На бестолковом базарчике с первой получки Антон купил сапоги и тут же их натянул на потные ноги, а драные чеботы со свистом закинул черт-те куда.

- Долой старую беспортошную жизнь! - кричал он возбужденно.

В толпе отыскал Ивана, покупавшего желтую вязаную кофточку, простую, но с шелковой ниткой. Их выдавали по ордерам, и полстройки щеголяло в подобных обновах.

- Как сапожки? - Антон козырем прошелся перед Иваном, неловко переступающим в веревочных чунях. - Махнем теперь на танцы. Сегодня клуб открывается… А на кой ляд кофту эту купил?

"Ага, - смекнул, - Фатиме… Промеж нас теперь встряла. Не поделишь такую".

Он шмякнул котомку под ноги и, бормоча что-то насчет дружбы и баб-зараз, выхватил кусок холстины, припрятанный на черный день, и в момент обменял на старые, но крепкие рыжие американские ботинки с бульдожьими носами:

- Носи, брат, да помни дружбу!

Хмурое неказистое лицо Ивана ожило, блеснули глаза, но тут же притухли.

- Откупиться хочешь? Дружба-то она дружбой…

Иван говорил трудно, как и думал, пальцы его тяжелых рук судорожно шевелились.

- Ду-урища! Я от души, а ты… Бери, говорю!

- Не-е, - глухо, будто давясь, выдохнул Иван. - Сам зароблю.

- Вот, балда осиновая, - пожал плечами Антон и, посмеиваясь, обменял ботинки у подвернувшейся цыганки на шелковый полушалок с разлапистыми листьями по черному полю.

Вечером Антон молодцевато печатал шаги, обходя по кругу тесный зал, освещенный тусклыми лампочками. Красивая татарочка Фатима льнула к нему, отплясывая по-своему под сербияночку, а Иван жался в углу подальше от гармониста, пряча ноги в чунях под лавку. Улучив минуту, он робко протянул Фатиме кофточку, и она сразу же в полутемном углу надела ее поверх платья.

Антон подскочил, выхватил из-под куртки полушалок и накинул на худенькие плечи Фатимы. Она зарделась и одарила обоих благодарной улыбкой.

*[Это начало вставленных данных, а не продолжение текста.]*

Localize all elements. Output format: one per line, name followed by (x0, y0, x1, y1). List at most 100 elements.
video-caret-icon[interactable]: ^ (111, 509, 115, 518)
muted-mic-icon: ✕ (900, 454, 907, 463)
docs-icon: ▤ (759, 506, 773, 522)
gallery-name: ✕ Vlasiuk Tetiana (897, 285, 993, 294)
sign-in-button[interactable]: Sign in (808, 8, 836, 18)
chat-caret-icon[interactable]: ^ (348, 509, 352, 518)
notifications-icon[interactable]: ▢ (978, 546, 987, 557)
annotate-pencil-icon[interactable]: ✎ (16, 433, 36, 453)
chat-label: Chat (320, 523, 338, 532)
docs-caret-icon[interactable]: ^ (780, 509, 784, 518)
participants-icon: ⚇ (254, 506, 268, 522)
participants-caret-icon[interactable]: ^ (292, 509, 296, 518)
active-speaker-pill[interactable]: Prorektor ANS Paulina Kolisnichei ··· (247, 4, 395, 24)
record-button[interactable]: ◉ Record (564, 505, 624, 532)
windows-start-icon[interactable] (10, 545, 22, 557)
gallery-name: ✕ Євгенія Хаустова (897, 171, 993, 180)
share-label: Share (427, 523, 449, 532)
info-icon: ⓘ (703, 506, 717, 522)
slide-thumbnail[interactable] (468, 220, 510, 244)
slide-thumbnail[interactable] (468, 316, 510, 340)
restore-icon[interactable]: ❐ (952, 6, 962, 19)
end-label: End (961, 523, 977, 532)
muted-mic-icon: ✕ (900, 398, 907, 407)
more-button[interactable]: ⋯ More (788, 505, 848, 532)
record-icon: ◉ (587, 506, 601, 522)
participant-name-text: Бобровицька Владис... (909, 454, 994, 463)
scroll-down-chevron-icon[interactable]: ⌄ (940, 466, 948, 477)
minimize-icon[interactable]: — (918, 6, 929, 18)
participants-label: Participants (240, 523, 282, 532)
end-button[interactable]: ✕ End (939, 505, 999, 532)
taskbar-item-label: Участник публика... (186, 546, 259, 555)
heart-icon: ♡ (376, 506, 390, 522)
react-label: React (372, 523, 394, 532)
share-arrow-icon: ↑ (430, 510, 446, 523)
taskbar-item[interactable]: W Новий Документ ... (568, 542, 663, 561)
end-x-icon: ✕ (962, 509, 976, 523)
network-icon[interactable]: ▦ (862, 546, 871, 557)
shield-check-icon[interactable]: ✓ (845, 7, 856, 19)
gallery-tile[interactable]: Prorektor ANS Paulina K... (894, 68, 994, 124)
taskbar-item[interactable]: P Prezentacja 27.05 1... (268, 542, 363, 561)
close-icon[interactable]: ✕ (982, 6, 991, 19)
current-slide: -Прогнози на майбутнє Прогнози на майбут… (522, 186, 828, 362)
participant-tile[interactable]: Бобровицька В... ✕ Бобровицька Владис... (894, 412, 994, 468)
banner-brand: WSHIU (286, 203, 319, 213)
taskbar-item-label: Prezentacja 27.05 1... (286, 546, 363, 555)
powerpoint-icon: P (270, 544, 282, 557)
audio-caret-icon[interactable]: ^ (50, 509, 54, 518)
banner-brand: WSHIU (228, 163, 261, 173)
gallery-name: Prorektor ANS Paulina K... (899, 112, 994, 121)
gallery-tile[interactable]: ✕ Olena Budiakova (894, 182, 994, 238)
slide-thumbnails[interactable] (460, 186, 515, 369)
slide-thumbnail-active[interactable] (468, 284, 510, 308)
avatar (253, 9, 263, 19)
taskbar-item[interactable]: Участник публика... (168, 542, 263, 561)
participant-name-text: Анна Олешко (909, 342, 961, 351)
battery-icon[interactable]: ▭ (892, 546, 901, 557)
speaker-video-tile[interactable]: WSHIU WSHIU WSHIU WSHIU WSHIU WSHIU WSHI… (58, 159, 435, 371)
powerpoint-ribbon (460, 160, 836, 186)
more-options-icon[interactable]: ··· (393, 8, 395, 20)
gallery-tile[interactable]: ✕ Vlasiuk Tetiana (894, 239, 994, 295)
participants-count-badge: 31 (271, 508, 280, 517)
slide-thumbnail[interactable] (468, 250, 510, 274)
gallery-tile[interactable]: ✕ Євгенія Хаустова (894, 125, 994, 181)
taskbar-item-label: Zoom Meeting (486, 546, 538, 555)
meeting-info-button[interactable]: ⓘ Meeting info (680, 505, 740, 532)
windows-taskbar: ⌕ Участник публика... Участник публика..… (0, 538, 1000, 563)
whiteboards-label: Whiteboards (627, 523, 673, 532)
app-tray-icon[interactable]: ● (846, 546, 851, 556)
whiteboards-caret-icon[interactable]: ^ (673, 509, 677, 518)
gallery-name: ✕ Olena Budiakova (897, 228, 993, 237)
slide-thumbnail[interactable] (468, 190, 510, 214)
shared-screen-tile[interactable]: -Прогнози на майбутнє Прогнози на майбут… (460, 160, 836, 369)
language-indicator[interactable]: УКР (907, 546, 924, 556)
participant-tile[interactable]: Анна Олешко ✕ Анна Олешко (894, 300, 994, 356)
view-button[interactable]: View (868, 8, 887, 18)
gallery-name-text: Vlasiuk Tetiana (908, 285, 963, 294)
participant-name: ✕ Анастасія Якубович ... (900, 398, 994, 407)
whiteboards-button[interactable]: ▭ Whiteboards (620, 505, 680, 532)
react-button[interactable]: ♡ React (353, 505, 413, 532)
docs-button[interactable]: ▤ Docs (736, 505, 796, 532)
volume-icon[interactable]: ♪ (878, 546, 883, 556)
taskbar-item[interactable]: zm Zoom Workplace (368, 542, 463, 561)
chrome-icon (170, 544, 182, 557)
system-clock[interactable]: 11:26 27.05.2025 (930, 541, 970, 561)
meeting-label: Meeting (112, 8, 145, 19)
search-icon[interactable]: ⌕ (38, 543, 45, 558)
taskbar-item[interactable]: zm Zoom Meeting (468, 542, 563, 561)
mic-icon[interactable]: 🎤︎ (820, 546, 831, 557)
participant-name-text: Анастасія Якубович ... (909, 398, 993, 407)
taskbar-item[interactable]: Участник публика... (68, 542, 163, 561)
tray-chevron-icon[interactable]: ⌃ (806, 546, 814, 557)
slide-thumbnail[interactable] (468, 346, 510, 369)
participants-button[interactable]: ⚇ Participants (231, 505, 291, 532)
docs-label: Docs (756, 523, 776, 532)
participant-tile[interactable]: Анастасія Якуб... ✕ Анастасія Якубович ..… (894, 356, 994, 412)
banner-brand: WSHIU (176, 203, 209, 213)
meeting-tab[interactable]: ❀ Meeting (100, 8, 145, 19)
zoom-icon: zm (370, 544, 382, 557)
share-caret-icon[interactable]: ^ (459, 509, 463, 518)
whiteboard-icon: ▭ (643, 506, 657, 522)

После гопака подметки сапог отскочили, и Антон долго хохотал посреди клуба. Провожать Фатиму пошел босиком, держа за ушки голенища. Он подговорил ее потихоньку сбежать из клуба, и всю дорогу она вздыхала и теребила ворот кофточки. А когда она так вздыхала, у Антона мутилась душа: неужто этот хмуряка и недотепа Иван ей более люб? Сомнение, что ржавый гвоздь, засело в нем: захочешь вытащить - шляпку обломаешь…

Ждал случая Антон, чтобы всю эту неопределенность разрубить единым махом.

И вот он пыльной и жаркой весной уезжает в Москву на учебу. Бригадники подбрасывают его выше вагона, а Фатима плачет.

- Я же на начальника еду учиться! - не то хвастался, не то утешал ее Антон.

Иван не подбрасывал Антона, стоял в сторонке, хмурый и скучный.

"Хмырь несчастный, - подумал Антон, - недоволен еще чем-то…"

- С фасоном удираешь, Антон. Летуны втихаря, ночью, по шпалам, а ты - с музыкой.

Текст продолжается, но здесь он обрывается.